14 Kasım’da Şanlıurfa’nın Bozova ilçesindeki bir marangoz atölyesinde yaşandı. İddiaya göre, 20 yaşlarında olan Habip A., aynı iş yerinde çırak olarak çalışan 15 yaşındaki Muhammed Kendirci’nin makatına kompresörle hava bastı. İç organları zarar gören çocuk, tedavi gördüğü Harran Üniversitesi Tıp Fakültesi Hastanesi’nde sabah saatlerinde hayatını kaybetti.

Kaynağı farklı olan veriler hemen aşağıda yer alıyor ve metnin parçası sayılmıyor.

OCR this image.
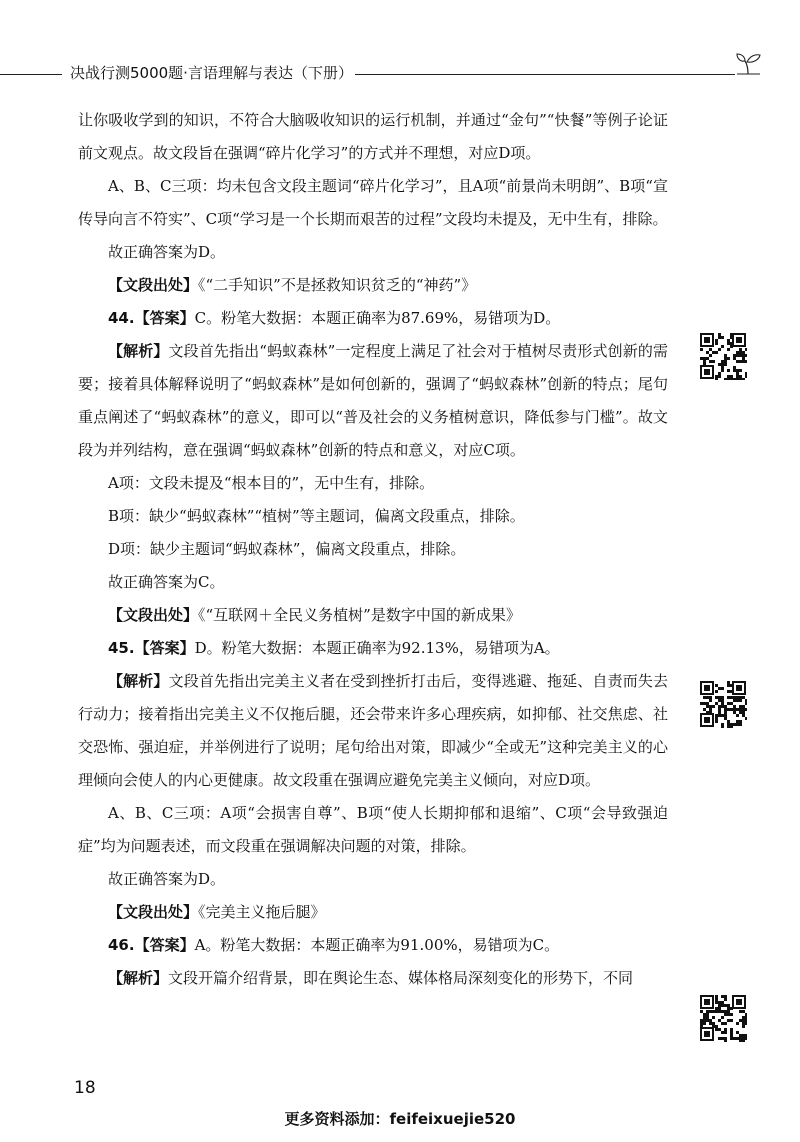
决战行测5000题·言语理解与表达（下册）

让你吸收学到的知识，不符合大脑吸收知识的运行机制，并通过“金句”“快餐”等例子论证前文观点。故文段旨在强调“碎片化学习”的方式并不理想，对应D项。

A、B、C三项：均未包含文段主题词“碎片化学习”，且A项“前景尚未明朗”、B项“宣传导向言不符实”、C项“学习是一个长期而艰苦的过程”文段均未提及，无中生有，排除。

故正确答案为D。

【文段出处】《“二手知识”不是拯救知识贫乏的“神药”》

44.【答案】C。粉笔大数据：本题正确率为87.69%，易错项为D。

【解析】文段首先指出“蚂蚁森林”一定程度上满足了社会对于植树尽责形式创新的需要；接着具体解释说明了“蚂蚁森林”是如何创新的，强调了“蚂蚁森林”创新的特点；尾句重点阐述了“蚂蚁森林”的意义，即可以“普及社会的义务植树意识，降低参与门槛”。故文段为并列结构，意在强调“蚂蚁森林”创新的特点和意义，对应C项。

A项：文段未提及“根本目的”，无中生有，排除。

B项：缺少“蚂蚁森林”“植树”等主题词，偏离文段重点，排除。

D项：缺少主题词“蚂蚁森林”，偏离文段重点，排除。

故正确答案为C。

【文段出处】《“互联网＋全民义务植树”是数字中国的新成果》

45.【答案】D。粉笔大数据：本题正确率为92.13%，易错项为A。

【解析】文段首先指出完美主义者在受到挫折打击后，变得逃避、拖延、自责而失去行动力；接着指出完美主义不仅拖后腿，还会带来许多心理疾病，如抑郁、社交焦虑、社交恐怖、强迫症，并举例进行了说明；尾句给出对策，即减少“全或无”这种完美主义的心理倾向会使人的内心更健康。故文段重在强调应避免完美主义倾向，对应D项。

A、B、C三项：A项“会损害自尊”、B项“使人长期抑郁和退缩”、C项“会导致强迫症”均为问题表述，而文段重在强调解决问题的对策，排除。

故正确答案为D。

【文段出处】《完美主义拖后腿》

46.【答案】A。粉笔大数据：本题正确率为91.00%，易错项为C。

【解析】文段开篇介绍背景，即在舆论生态、媒体格局深刻变化的形势下，不同

18
更多资料添加：feifeixuejie520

Yaşanan bu olaydan sonra Kendirci ailesinden günler sonra ilk açıklama geldi. Kendirci ailesinden konuya ilişkin yapılan açıklamada, "Bilindiği üzere 14.11.2025 günü ilçemiz Bozova’da, biricik oğlumuz Muhammed, eğitim gördüğü 75. Yıl Mesleki ve Teknik Anadolu Lisesi’nin staj öğrencisi olarak gönderildiği ve mobilyacılık eğitimi aldığı atölyede elleri kolları hareket etmeyecek şekilde tutularak, kişiyi hürriyetinden yoksun bırakarak atölye çalışanı ya da çalışanları tarafından kompresörle basınçlı hava verilmek suretiyle iç organları infilak ettirilip öldürülmüştür."

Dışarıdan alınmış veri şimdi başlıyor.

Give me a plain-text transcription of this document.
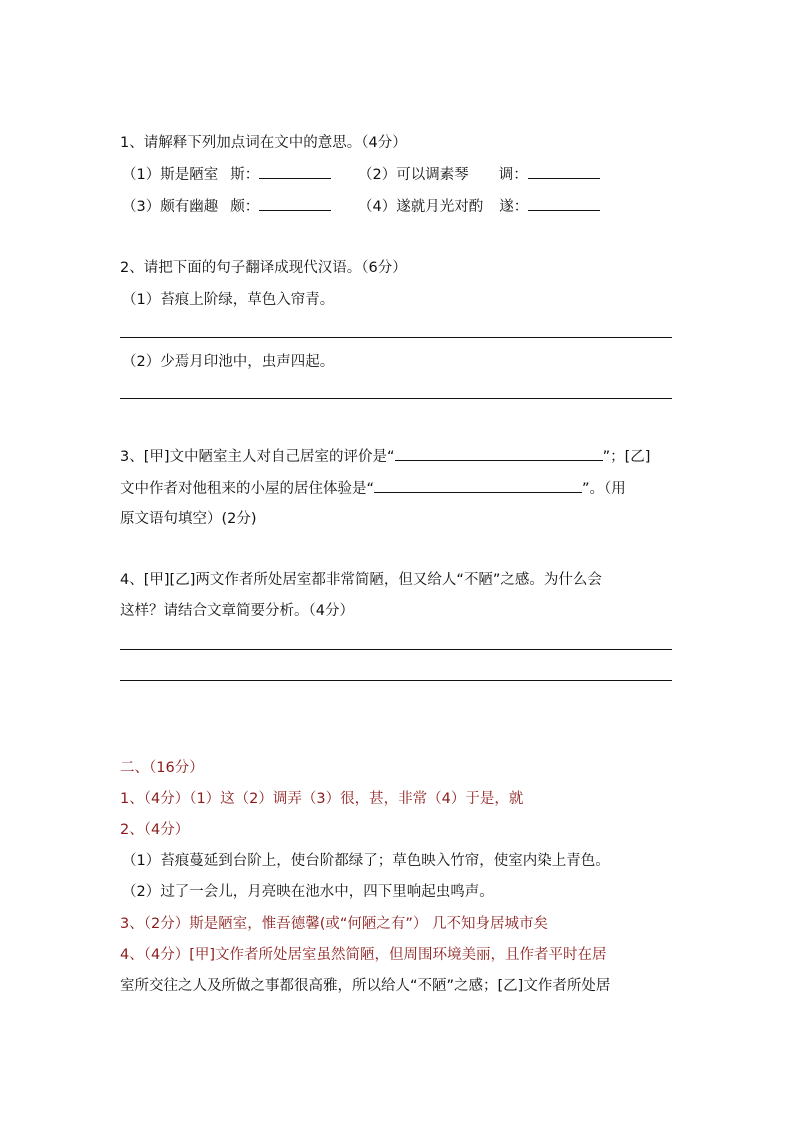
1、请解释下列加点词在文中的意思。（4分）
（1）斯是陋室 斯：	（2）可以调素琴 调：
（3）颇有幽趣 颇：	（4）遂就月光对酌 遂：
2、请把下面的句子翻译成现代汉语。（6分）
（1）苔痕上阶绿，草色入帘青。
（2）少焉月印池中，虫声四起。
3、[甲]文中陋室主人对自己居室的评价是“	”；[乙]
文中作者对他租来的小屋的居住体验是“	”。（用
原文语句填空）(2分)
4、[甲][乙]两文作者所处居室都非常简陋，但又给人“不陋”之感。为什么会
这样？请结合文章简要分析。（4分）
二、（16分）
1、（4分）（1）这（2）调弄（3）很，甚，非常（4）于是，就
2、（4分）
（1）苔痕蔓延到台阶上，使台阶都绿了；草色映入竹帘，使室内染上青色。
（2）过了一会儿，月亮映在池水中，四下里响起虫鸣声。
3、（2分）斯是陋室，惟吾德馨(或“何陋之有”） 几不知身居城市矣
4、（4分）[甲]文作者所处居室虽然简陋，但周围环境美丽，且作者平时在居
室所交往之人及所做之事都很高雅，所以给人“不陋”之感；[乙]文作者所处居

'Hak ettikleri cezayı alacaktır'
"İç organları işlevsiz bırakılan 15 yaşındaki yavrumuz, doktorların tüm müdahalesine rağmen 5 günlük yaşam mücadelesini kaybetmiştir. Bugüne kadar hiç görülmemiş ve duyulmamış böyle bir işkenceyle işlenen cinayeti gerçekleştirip adli makamları ’şaka yapmıştık’ ifadesiyle yanlış bilgilendirip firar ederek adaletin elinden kurtulabileceğini zanneden fail ile çocuğumuzun ilk kaldırıldığı Bozova Enver Yıldırım Hastanesi’nde pantolonunun temizlikçiler tarafından çöpe atıldığını beyan ederek delilleri yok etmeye çalışanlar ve de bu cinayete doğrudan veya dolaylı olarak iştirak ettiği tespit edilecek olan kim varsa hak ettiği cezayı alacaktır" ifadelerine yer verildi.
Dosyaya gizlilik kararı
Staj yaptığı marangoz atölyesinde öldürülen Muhammed Kendirci'nin cinayet dosyasına ilişkin gizlilik kararı getirildiği öğrenildi. Kararın ardından Gazeteci Rojda Altıntaş, Kendirci’nin babasıyla yaptığı görüşmeye ilişkin sosyal medya hesabından paylaşım yapan Altıntaş, "Kendirci’nin babası, “Hayatımda ilk kez emniyet gördüm. Ne yapacağımızı bilmiyoruz. Hala olayın şokundayız. Dün gizlilik kararı elimize ulaştı. Biz talep etmedik. Bu basıncın ne kadar etkili olduğunu biliyordu. Bu bir cinayettir. Çocuğumuz çok saygılıydı sessiz bir çocuktu. Oğlum çok efendiydi. MESEM öğrencisiydi, zorunlu olarak oradaydı.” ifadelerine yer verdi.